Item 1.01. | Entry into a Material Definitive Agreement |
On April 25, 2019, Juniper Networks, Inc. (“we”, “our” or the “Company”) entered into a Credit Agreement (the “New Credit Agreement”) among the Company, the lenders from time to time party thereto and Citibank, N.A. (“Citibank”), as administrative agent. Bank of America, N.A. acted as syndication agent and Citibank and Merrill Lynch, Pierce, Fenner & Smith Incorporated acted as joint lead arrangers and joint bookrunners in connection with the New Credit Agreement. The New Credit Agreement replaces the Company’s revolving credit facility provided under the Credit Agreement, dated June 27, 2014, among the Company, the lenders party thereto and Citibank, as administrative agent (as amended on November 21, 2017, the “Prior Credit Agreement”), which agreement was terminated substantially concurrently with the Company entering into the New Credit Agreement.
The New Credit Agreement provides for a $500 million unsecured revolving credit facility, with an option of the Company to increase the amount of the credit facility by up to an additional $200 million, subject to certain terms and conditions as set forth therein. Proceeds of loans made under the New Credit Agreement may be used by the Company for working capital and general corporate purposes. Revolving loans may be borrowed, repaid and reborrowed until April 25, 2024 (subject to twoone-year maturity extension options, on the terms and conditions set forth in the Credit Agreement), at which time all amounts borrowed must be repaid. Borrowings may be denominated, at the Company’s option, in U.S. dollars, pounds sterling or Euro. No loans are currently outstanding under the New Credit Agreement.
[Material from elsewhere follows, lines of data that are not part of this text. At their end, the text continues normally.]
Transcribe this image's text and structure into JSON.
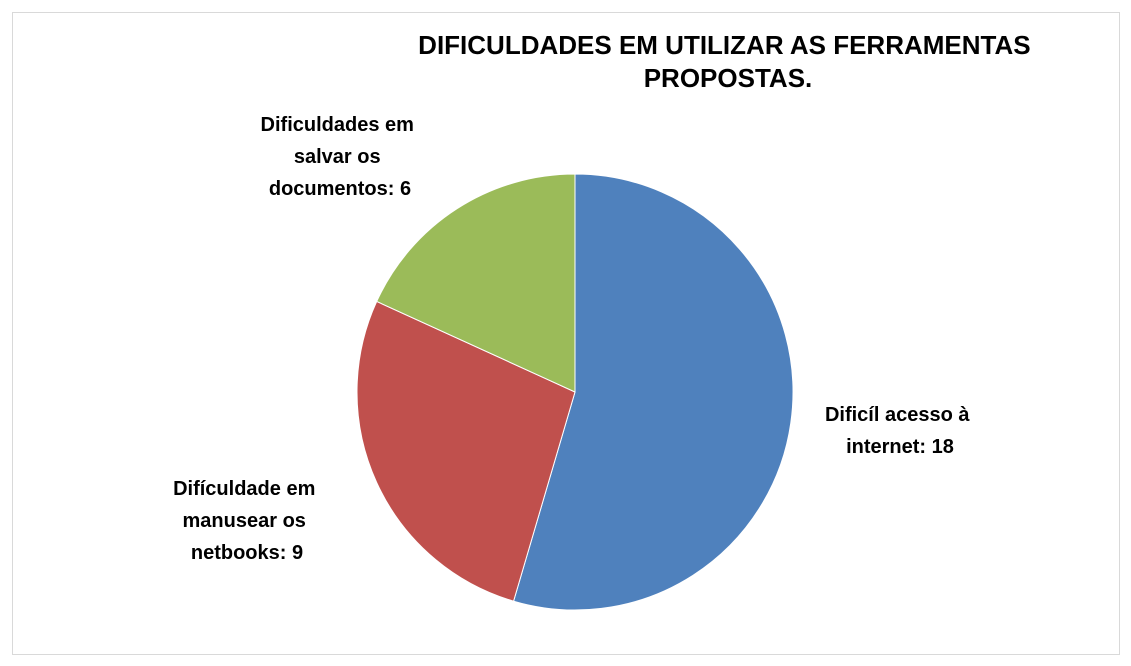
{
  "chart_data": {
    "type": "pie",
    "title": "DIFICULDADES EM UTILIZAR AS FERRAMENTAS PROPOSTAS.",
    "values": [
      18,
      9,
      6
    ],
    "value_labels": [
      "Dificíl acesso à internet: 18",
      "Difículdade em manusear os netbooks: 9",
      "Dificuldades em salvar os documentos: 6"
    ],
    "colors": [
      "#4f81bd",
      "#c0504d",
      "#9bbb59"
    ]
  }
}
Revolving loans will bear interest, at the Company’s option, at either (i) a floating rate per annum equal to the base rate plus a margin of between 0.000% and 0.375%, depending on the Company’s public debt rating or (ii) a per annum rate equal to the reserve adjusted Eurocurrency rate, plus a margin of between 0.910% and 1.375%, depending on the Company’s public debt rating. Base rate is defined as the greatest of (A) Citibank’s prime rate, (B) the federal funds rate plus 0.500% or (C) the London interbank offered rate for deposits in U.S. dollars for a period of one month plus 1.00%. The Eurocurrency rate is determined for U.S. dollars and pounds sterling as the rate at which deposits in such currency are offered in the London interbank market for the applicable interest period and for Euro as the rate specified for deposits in Euro with a maturity comparable to the applicable interest period.
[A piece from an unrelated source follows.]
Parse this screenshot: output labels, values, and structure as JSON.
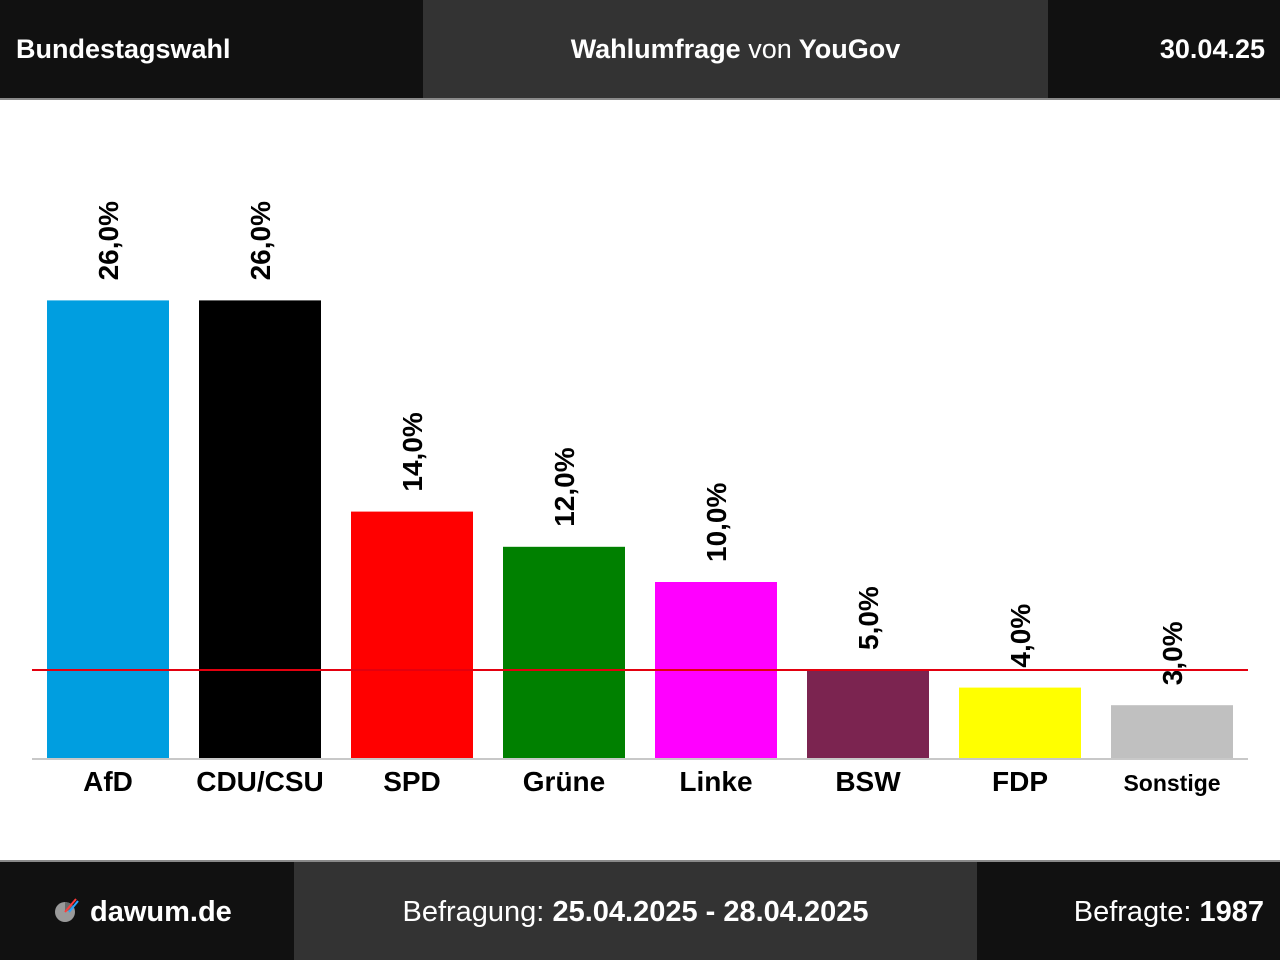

A default interest rate shall apply, at the Agent’s option or upon the request of the required lenders, on all obligations during a payment event of default under the New Credit Agreement at a rate per annum equal to 2.000% above the applicable interest rate. The Company will pay to each lender a facility fee on a quarterly basis based on the amount of each lender’s commitment to make loans, of between 0.090% and 0.250%, depending on the Company’s public debt rating. Revolving loans may be prepaid without penalty, subject to customary breakage costs for loans bearing interest at the Eurocurrency rate. The Company is also obligated to pay customary fees for a credit facility of this size and type.
The New Credit Agreement requires the Company to maintain a maximum leverage ratio and a minimum interest coverage ratio during the term of the credit facility. In addition, the New Credit Agreement contains customary affirmative and negative covenants, including covenants that limit or restrict the ability of the Company and its subsidiaries to, among other things, grant liens, merge or consolidate, dispose of all or substantially all of its assets, change their accounting or reporting policies, change their business and incur subsidiary indebtedness, in each case subject to customary exceptions for a credit facility of this size and type.
The New Credit Agreement includes customary events of default that, include among other things,non-payment of principal, interest or fees, inaccuracy of representations and warranties, violation of covenants, cross default to certain other indebtedness, bankruptcy and insolvency events involving the Company or its material subsidiaries, material judgments, change of control and certain ERISA events. The occurrence of an event of default could result in the acceleration of the obligations under the New Credit Agreement.
The foregoing description of the New Credit Agreement does not purport to be complete and is qualified in its entirety by the terms and conditions of the New Credit Agreement. A copy of the New Credit Agreement will be filed as an exhibit to the Company’s Quarterly Report on Form10-Q for the quarter ending March 31, 2019.